Markdown and docs style checks

This has the potential to turn into one of these long bike shed discussions, but I would like to solicit opinions before we introduce something more formal.

We have a style guide and automated checks for C, python, xml, and most other languages used in the seL4 repositories. We do not yet have something explicit for markdown documents and documentation in general.

Markdown specifically is deceptively easy to get slightly wrong, which leads to not getting the desired output. I would therefore propose to add a style check for markdown documents in the seL4 repos.

This affects mostly README files, but also the tutorials and other longer-form documentation. A set style will help making these more consistent and avoid repeated discussion on what line wrap should be or which kind of heading style etc.
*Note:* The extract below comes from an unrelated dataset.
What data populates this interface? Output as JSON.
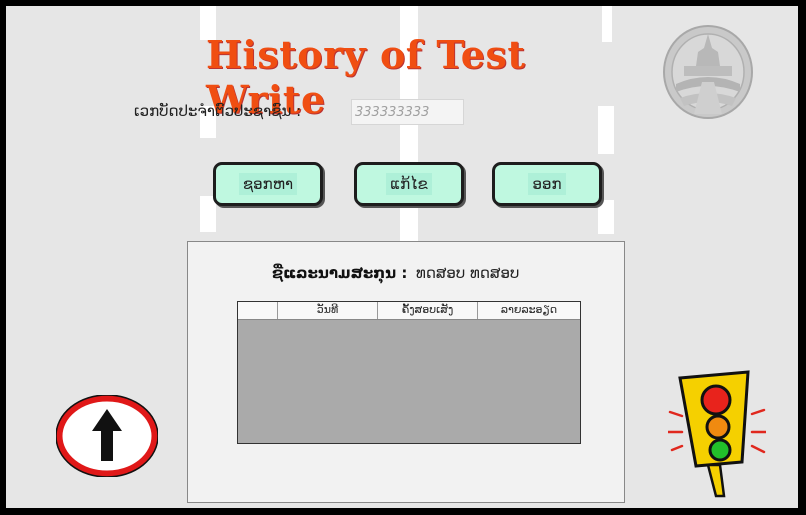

For simplicity, I would go with most of the defaults of https://github.com/DavidAnson/markdownlint which is easy to integrate into CI.

I would remove the following checks (some of these are already removed by default):

  • MD002 first-heading-h1/first-header-h1 - First heading should be a top-level heading
    (some markdown documents are included in others and are not top-level documents)
  • MD041 first-line-heading/first-line-h1 - First line in a file should be a top-level heading
    (same as above)
  • MD012 no-multiple-blanks - Multiple consecutive blank lines
    (multiple blank lines are not rendered and can improve readability in the source)
  • MD024 no-duplicate-heading/no-duplicate-header - Multiple headings with the same content
    (this is useful for anchors, but many of our pages don’t need anchors to every heading, and esp things like API description have legitimate header duplication in different chapters)

Default line wrap for markdownlint is 80, which I would be happy with. The longer 120 and 100 we have for C and python/Isabelle are not very readable for longer text.

Line wrap should then also apply to LaTeX docs (we might convert these to markdown or RST in the future, but let’s leave that for a separate discussion).

Any opinions/suggestions?

What problems should a style check solve? Just catching objective markdown syntax errors to prevent documents from being wrong? Does the tool provide a way to automatically apply fixes?

I think the intent is to save time on further discussions about appearance, bring consolidation. Definitely support that idea, but am also interested in what interesting options for error detection and correction there are.

What problems should a style check solve? Just catching objective markdown syntax errors to prevent documents from being wrong?

As Raf says, consistency and avoiding repeated discussions is the main objective, but there are actually quite a few things that you can get wrong in markdown, esp if you consider multiple different renderers (e.g. GitHub, jekyll, pandoc). For instance not having empty lines around lists will sometimes cause them to not be rendered as lists, similar for code fence blocks (we actually had one of these in the setup instructions). The linter can’t do that much, but it helps.

Does the tool provide a way to automatically apply fixes?

If run in an IDE like VSCode it does (for some of the problems), but I don’t think the command line version has an auto-fix mode. CI would only flag the positions.